The borderless potential impacts of space weather means international collaboration is ‘vital’, according to Kate Brand, National Manager of the Australian Space Weather Forecasting Centre.
Kate’s team has been on a tour of space weather forecasting centres in the Northern Hemisphere and spent three days with the Met Office Space Weather Operations Centre (MOSWOC), sharing knowledge and collaborating on space weather services.
“We see the Met Office as a global standard for space weather forecasting centres,” said Kate.
“We wanted to develop our relationship with the centre here and share the way we do things and also find out how the Met Office operates and work out areas we can collaborate and build on each other’s strengths.”
Similarly to the Met Office, the Australian space weather forecasters work under the umbrella of their national meteorological service and provide a 24/7 space weather forecasting service, keeping an eye on the sun for solar flares, solar radiation storms, and coronal mass ejections which can cause geomagnetic storms on Earth.
While coronal mass ejections are responsible for the Aurora Borealis and Aurora Australis, powerful geomagnetic storms also have the potential to impact communications systems and, in exceptional circumstances, ground-based infrastructure.
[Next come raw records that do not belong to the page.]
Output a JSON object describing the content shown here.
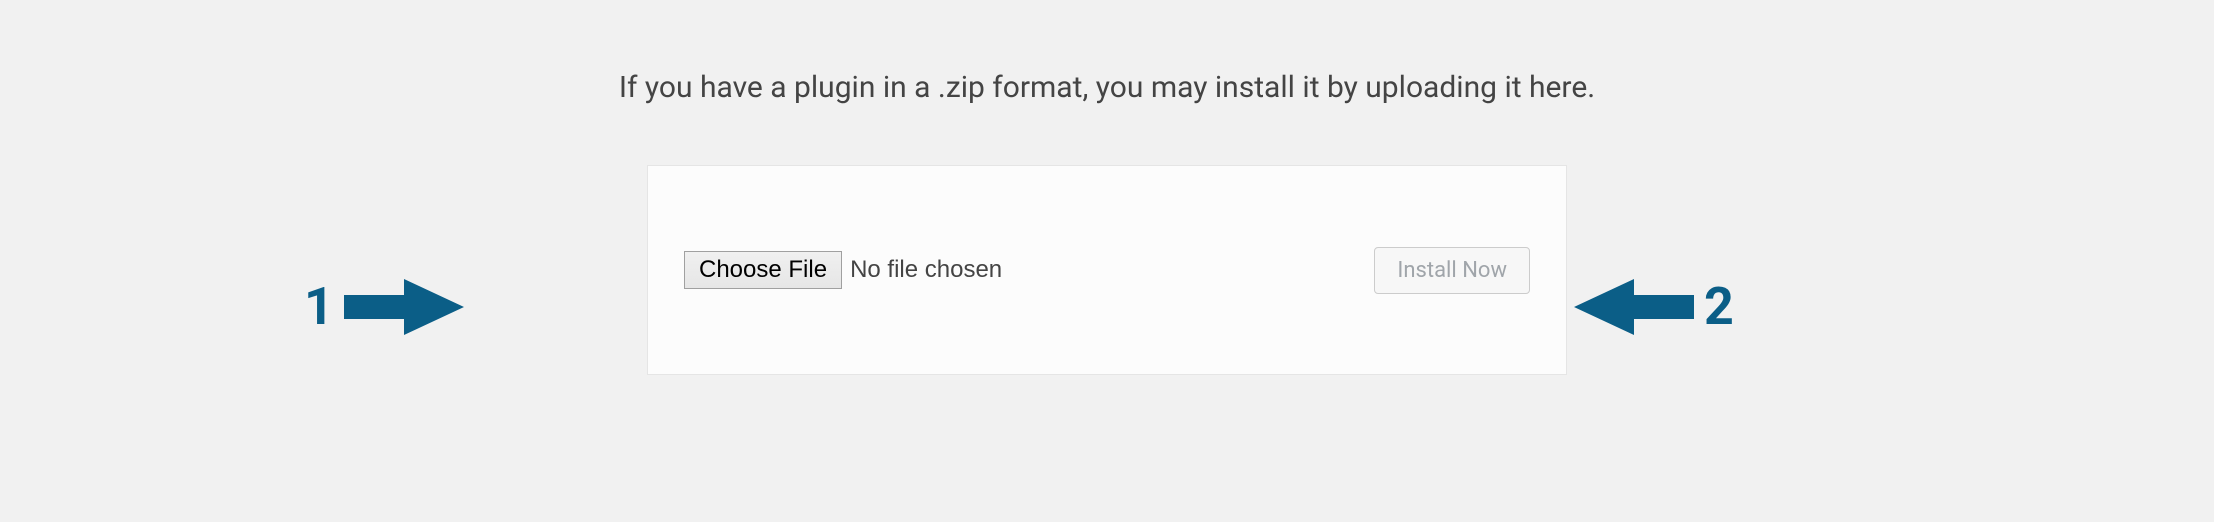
{
  "intro": "If you have a plugin in a .zip format, you may install it by uploading it here.",
  "upload": {
    "choose_label": "Choose File",
    "status": "No file chosen",
    "install_label": "Install Now"
  },
  "annotations": {
    "step1": "1",
    "step2": "2",
    "arrow_color": "#0b5e87"
  }
}
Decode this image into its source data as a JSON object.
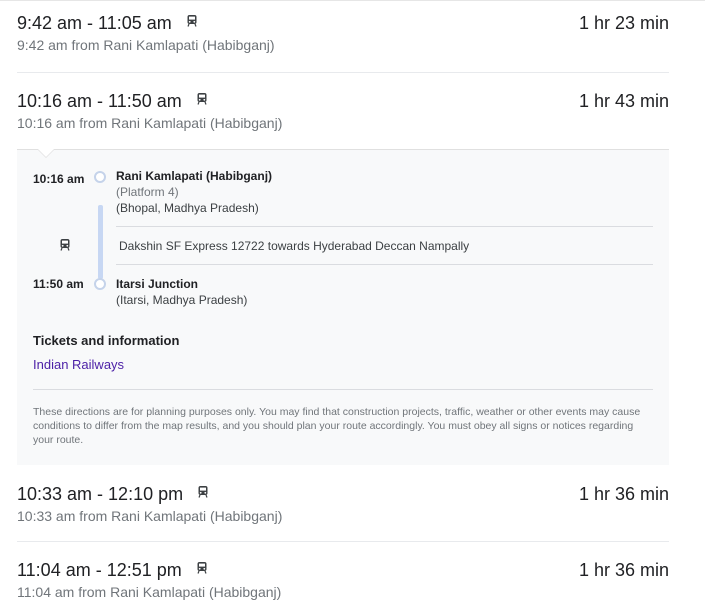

Forecasting for the events helps key industries take steps to mitigate the worst impacts.
It’s because of those potentially wide-reaching impacts that Kate says visits like the ones they’ve been undertaking are vital for space weather scientists.
Kate said: “It’s vital to link up with others on this. The space weather community is relatively small and there are many problems to solve. I don’t think any centre could do everything on their own so it’s important to work together globally.”
Met Office Senior Account Manager of Space Weather Krista Hammond said: “It has been great having the Australian Space Weather Forecasting Centre come to visit us at the Met Office.
“We’ve been talking through the different challenges we face in terms of forecasting for different industries, how to best communicate these messages, and how we can potentially work more closely together in the future.”
With recent news of the long-awaited Vigil mission officially getting the green light, Kate concluded that it’s a good time to see more developments in the field.
“Vigil is going to be a critical mission for future space weather forecasting capabilities going forward so we’re excited that it’s all going ahead,” said Kate.